Not all Jamaicans are pleased with the naming of the island’s third international airport.
One week after Prime Minister Bruce Golding spoke at a lavish ribbon-cutting ceremony to open the Ian Fleming International Airport in Boscobel, St. Mary, a signpost to the entrance was defaced with black oil-paint.
Maintenance workers were first to discover the protest painting when they arrived at the location which was named for British author Ian Fleming. It was reported that some of the residents of the parish were less than enthusiastic about the name selected for the island’s landmark airport. Some claimed the process to decide the name was flawed and did not include a diverse group of residents from the area.

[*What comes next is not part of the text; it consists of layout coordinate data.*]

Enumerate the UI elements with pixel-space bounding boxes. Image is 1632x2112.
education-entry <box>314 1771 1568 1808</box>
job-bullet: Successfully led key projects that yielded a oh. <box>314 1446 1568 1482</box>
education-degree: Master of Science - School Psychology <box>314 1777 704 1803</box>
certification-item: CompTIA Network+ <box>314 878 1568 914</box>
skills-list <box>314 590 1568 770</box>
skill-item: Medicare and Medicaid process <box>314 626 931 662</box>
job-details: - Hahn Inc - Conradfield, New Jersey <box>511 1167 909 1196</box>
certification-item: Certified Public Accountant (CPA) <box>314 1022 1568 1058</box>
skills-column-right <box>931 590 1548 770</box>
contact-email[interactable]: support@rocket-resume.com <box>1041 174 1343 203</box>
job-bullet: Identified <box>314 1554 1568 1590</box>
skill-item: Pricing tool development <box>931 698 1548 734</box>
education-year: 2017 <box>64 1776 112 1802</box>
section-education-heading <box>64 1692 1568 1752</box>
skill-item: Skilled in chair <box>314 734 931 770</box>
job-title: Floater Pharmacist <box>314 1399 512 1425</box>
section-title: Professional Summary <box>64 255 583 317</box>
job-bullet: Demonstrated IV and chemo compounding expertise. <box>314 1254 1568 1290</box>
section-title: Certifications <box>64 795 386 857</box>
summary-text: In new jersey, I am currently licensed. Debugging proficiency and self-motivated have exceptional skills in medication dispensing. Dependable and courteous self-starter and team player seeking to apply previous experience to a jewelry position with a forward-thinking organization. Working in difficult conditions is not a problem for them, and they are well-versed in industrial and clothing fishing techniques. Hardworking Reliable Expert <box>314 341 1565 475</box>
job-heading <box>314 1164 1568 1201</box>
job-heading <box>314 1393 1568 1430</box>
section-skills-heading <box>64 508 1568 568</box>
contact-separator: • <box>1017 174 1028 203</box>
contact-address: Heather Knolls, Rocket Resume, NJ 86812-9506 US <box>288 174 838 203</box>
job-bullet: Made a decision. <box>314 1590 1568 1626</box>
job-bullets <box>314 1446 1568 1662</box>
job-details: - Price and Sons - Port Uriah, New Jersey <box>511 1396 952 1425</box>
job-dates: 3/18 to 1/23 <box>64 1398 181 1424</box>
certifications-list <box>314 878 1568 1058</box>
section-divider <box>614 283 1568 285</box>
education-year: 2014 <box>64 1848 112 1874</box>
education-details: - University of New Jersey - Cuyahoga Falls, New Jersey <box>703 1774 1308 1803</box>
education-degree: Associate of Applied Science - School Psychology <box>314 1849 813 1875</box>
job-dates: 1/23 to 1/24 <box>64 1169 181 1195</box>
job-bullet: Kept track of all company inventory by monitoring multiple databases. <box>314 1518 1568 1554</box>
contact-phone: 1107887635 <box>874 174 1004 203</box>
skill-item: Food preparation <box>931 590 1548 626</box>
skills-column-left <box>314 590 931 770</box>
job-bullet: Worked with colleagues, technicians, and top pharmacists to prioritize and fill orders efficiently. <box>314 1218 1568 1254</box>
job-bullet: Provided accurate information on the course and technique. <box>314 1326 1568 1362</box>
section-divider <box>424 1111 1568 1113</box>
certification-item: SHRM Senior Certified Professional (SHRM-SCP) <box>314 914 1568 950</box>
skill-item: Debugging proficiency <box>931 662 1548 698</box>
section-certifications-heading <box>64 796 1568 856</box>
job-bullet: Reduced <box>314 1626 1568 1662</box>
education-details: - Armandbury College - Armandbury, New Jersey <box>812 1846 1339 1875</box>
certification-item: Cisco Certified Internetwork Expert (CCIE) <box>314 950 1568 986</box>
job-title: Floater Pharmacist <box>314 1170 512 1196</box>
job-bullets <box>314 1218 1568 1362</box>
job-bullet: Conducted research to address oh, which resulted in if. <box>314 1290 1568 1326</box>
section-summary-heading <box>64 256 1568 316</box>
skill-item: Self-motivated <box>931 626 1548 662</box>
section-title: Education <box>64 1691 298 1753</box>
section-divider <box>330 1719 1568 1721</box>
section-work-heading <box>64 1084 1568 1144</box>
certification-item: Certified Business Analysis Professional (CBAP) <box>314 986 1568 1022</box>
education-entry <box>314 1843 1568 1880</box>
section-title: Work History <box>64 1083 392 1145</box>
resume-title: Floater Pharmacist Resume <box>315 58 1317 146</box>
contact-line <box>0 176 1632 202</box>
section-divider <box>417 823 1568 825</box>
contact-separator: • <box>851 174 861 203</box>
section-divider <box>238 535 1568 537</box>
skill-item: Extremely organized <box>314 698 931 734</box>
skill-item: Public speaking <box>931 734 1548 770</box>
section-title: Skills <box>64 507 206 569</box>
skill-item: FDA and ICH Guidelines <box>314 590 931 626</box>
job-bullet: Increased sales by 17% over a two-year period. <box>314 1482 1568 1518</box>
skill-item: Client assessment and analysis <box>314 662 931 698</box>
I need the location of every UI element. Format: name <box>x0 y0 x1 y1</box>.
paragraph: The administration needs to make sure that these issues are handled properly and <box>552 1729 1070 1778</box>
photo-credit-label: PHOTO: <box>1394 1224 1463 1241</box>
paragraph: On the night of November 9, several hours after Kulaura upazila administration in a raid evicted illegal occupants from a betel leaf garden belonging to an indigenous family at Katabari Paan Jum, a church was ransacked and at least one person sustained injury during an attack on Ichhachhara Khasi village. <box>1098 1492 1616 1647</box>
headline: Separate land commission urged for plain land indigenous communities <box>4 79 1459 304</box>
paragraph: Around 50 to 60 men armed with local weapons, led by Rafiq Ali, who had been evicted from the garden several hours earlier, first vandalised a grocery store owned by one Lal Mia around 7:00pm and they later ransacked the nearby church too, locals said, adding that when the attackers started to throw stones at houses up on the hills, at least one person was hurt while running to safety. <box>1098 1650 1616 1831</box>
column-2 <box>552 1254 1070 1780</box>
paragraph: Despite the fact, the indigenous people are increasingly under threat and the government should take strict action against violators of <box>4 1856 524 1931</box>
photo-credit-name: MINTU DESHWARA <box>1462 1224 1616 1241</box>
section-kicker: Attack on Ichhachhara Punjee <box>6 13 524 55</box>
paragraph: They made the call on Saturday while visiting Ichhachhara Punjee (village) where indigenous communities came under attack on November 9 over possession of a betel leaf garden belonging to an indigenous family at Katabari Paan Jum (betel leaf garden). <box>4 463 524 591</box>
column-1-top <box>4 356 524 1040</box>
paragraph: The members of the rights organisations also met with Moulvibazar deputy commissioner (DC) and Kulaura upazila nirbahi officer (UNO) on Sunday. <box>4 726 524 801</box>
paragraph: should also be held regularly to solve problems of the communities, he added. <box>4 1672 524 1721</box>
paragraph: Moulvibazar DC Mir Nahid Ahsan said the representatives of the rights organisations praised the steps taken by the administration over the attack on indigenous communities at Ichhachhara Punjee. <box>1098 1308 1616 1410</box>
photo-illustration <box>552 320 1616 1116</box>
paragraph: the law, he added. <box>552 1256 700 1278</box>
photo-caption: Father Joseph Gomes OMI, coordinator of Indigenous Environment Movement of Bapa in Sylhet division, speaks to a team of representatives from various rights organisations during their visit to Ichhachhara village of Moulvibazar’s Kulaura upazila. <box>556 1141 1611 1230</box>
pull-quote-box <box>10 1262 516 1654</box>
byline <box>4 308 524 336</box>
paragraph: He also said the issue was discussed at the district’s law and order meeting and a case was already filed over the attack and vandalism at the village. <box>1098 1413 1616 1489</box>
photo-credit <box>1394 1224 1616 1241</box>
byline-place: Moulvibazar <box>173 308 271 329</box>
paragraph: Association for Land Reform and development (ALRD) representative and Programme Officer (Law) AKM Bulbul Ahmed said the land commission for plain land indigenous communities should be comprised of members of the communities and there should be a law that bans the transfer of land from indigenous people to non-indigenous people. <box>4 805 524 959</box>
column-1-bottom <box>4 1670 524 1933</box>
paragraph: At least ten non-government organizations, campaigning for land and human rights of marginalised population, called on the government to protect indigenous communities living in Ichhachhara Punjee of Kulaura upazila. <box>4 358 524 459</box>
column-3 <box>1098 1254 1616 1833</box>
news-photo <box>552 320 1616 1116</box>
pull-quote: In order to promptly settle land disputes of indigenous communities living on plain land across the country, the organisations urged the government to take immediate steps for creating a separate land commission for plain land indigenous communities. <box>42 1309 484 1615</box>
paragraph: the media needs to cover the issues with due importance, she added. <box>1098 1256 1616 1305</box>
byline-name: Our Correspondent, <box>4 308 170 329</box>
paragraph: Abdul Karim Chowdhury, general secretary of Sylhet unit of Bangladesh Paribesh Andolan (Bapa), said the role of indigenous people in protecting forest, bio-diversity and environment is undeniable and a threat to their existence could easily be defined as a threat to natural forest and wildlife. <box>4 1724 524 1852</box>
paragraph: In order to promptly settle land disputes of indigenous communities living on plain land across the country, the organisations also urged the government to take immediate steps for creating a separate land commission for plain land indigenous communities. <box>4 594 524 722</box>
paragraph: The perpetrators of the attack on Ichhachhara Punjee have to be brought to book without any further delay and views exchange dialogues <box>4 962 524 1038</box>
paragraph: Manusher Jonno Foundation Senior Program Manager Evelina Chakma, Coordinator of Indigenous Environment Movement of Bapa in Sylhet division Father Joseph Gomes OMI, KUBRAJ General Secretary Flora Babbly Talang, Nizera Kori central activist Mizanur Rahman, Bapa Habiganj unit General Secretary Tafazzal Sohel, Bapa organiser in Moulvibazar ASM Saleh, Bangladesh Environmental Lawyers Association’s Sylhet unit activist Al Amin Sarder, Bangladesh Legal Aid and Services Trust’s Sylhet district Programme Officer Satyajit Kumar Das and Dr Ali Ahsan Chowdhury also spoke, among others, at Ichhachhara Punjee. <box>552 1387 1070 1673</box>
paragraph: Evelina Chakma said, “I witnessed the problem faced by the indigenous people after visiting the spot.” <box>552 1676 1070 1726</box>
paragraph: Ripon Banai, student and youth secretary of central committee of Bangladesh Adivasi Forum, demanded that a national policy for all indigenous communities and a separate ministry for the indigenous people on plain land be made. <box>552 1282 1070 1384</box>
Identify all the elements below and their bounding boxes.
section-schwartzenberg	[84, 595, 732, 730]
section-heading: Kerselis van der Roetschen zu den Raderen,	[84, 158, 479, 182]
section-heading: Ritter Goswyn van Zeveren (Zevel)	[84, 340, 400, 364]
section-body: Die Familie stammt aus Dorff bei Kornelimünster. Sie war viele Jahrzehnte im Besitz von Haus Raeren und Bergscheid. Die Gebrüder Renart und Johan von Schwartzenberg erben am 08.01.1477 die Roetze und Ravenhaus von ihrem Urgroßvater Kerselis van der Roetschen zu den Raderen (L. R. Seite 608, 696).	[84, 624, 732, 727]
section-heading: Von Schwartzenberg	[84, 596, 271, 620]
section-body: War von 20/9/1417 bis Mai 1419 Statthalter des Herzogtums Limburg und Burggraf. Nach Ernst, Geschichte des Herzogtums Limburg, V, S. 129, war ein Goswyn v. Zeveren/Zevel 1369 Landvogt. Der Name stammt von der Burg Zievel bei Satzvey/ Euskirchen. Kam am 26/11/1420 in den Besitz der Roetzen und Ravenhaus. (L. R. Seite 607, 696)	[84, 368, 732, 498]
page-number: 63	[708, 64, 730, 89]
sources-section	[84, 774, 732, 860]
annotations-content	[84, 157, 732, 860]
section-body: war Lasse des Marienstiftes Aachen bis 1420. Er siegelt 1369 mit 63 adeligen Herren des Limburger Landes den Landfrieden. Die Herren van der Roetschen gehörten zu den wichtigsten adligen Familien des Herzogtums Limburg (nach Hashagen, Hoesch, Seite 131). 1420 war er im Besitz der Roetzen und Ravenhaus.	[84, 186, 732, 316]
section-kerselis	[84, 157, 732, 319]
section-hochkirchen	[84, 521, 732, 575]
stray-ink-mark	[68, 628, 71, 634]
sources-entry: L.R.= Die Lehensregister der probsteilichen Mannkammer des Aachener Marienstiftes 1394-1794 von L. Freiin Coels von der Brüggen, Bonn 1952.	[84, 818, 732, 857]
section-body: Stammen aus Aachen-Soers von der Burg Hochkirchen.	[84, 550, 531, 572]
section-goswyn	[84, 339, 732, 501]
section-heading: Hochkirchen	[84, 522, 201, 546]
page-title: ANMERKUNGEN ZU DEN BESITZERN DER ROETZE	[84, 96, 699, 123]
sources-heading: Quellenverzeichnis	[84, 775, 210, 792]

“I am not in support of such action,” Mayor Richard Creary said. “I know persons are upset with the way the name (Ian Fleming) was chosen, but defacing the sign is not the answer. There are better ways of getting the message across.”
The mayor of Port Maria said the defacement was “an act of disrespect, not just to the Fleming family, but to the people of the community and parish.”
“Two wrongs don’t make a right — hence I do not support such action. Persons in St. Mary have a better way of expressing themselves,” Mayor Creary explained.
He added that while Fleming might not have played a direct role in the development of the area, his work had brought much attention due to his creation of the 007, James Bond character in his books and films. He said those contributions added to the prominence of the parish and should be appreciated.
Fleming reportedly lived in the Oracabessa region of St. Mary when he penned the British patriotic, spy series. Since that time an Ian Fleming Foundation has been established on the island with relatives lobbying for this project. Lucy Fleming, a niece of the famous author heads the foundation and was one of the principals to attend the ribbon-cutting ceremony at the new gateway.
Reportedly, some residents had proposed the names of reggae icon Bob Marley, Olympic, speed champion Usain Bolt and actor/comedian Oliver Samuels among others for the airstrip, which will accommodate private jets.
The blemished sign was to be taken down, refurbished and replaced to the same site.